A slow sigh made the speaker buzz, "You can't go offline for that long." Landry's voice sounded almost hysterical. "We don't have enough people as it is when you go off we all worry." a whispered voice followed and she could hear her sister's voice, she was sniffling from her cold, the colony needed medicine.
"Danielle, how is she doing? I have been fine, found another and then my baby got hit. Something big but I haven't seen it again." Her voice was slow and steady, perfectly masking her own hysteria. Something had hit the car, something huge, she hadn't seen it and it was still out there. As was the infected Mrs. Dine, somewhere. She rocked the car back and forth as Landry updated her on Danielle's condition.
A silent groan came from underneath the car. Adenine screamed, and accidentally closed the phone. She cocked the gun at the floor of her car, and waited for another sound. The car and everything around her grew deathly silent and still. Her breathing slowed to where she could hear any change. The bottom of the car lurched and formed a lump the size of a basketball.
Adenine did the only thing she knew, she shot the damn lump and screamed. The bottom of the car was now furnished with new bullet holes and a green sticky substance. She revved the car again and rocked it forward, the wheels finally touched the desert ground and accelerated forward.
Her eyes met the review mirror and she saw the lump she had been stuck on. It was a dark gray and bumpy mound, no movement came from it. Adenine was in no hurry to stay and find out what it was, she searched for the land marks that would lead to town. The small phone in the passenger side began vibrating again, Landry, she thought to herself. She grabbed and put the phone to her ear balancing it between her shoulder and cheek.

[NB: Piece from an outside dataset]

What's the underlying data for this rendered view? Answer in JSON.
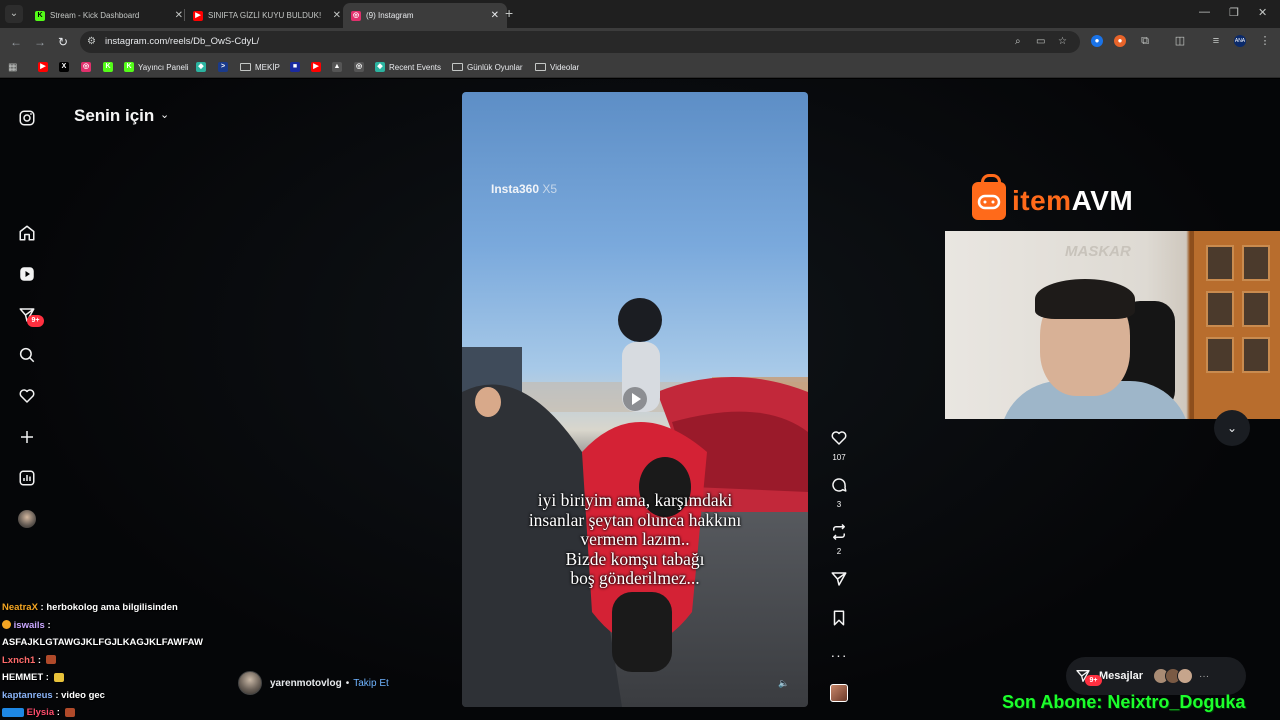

"Hello?" she whispered into the receiver. Her voice was barely audible, and she heard the shake in her voice and cursed herself for not being in control. This shouldn't have shaken her up at all. After what she had seen for the last three years, nightmares came easily to say the least. "Adie are you ok?" a small cough followed by a fit of them flowed through the ear piece. "Danie? Get back to bed, I'm fine." her sister's small sigh, was followed by a hushed conversation.
Adenine stayed on the line but turned the speaker lower, she was approaching town, the epicenter of the infected. They crowded in these cities, and waited for prey, it was also the only place to get simple medication. Allergies were killing the colonies, and the flu was not much better, and starvation was beginning to set in. If she could pick up some seeds and other packaged foods maybe she could save the colonies for at least another month if not longer. "Adie are you still there?" She nodded her head and continued driving. Her eyes scanned the horizon for bodies, nothing yet. The sun was to her back and she tuned in the radio. A static frequency was all she could hear, no one was broadcasting anymore. The voice on the other end of the phone fizzled back "Did you just nod at the phone?" Landry laughed, not the hysterical one he used to have, it was the guarded one, the one that had developed after the colony had been established.
Adie sighed to herself and tried to remember the last time she had laughed, or even been truly happy about anything. Nothing recent came to mind. "Yeah." Adenine sighed to herself, after the epidemic no one found reason to laugh anymore. "Town is approaching, the convenience store, bye." She closed the phone and turned off the car, she would walk from here. "Good luck to me." she whispered as she left the car on the outskirts of town.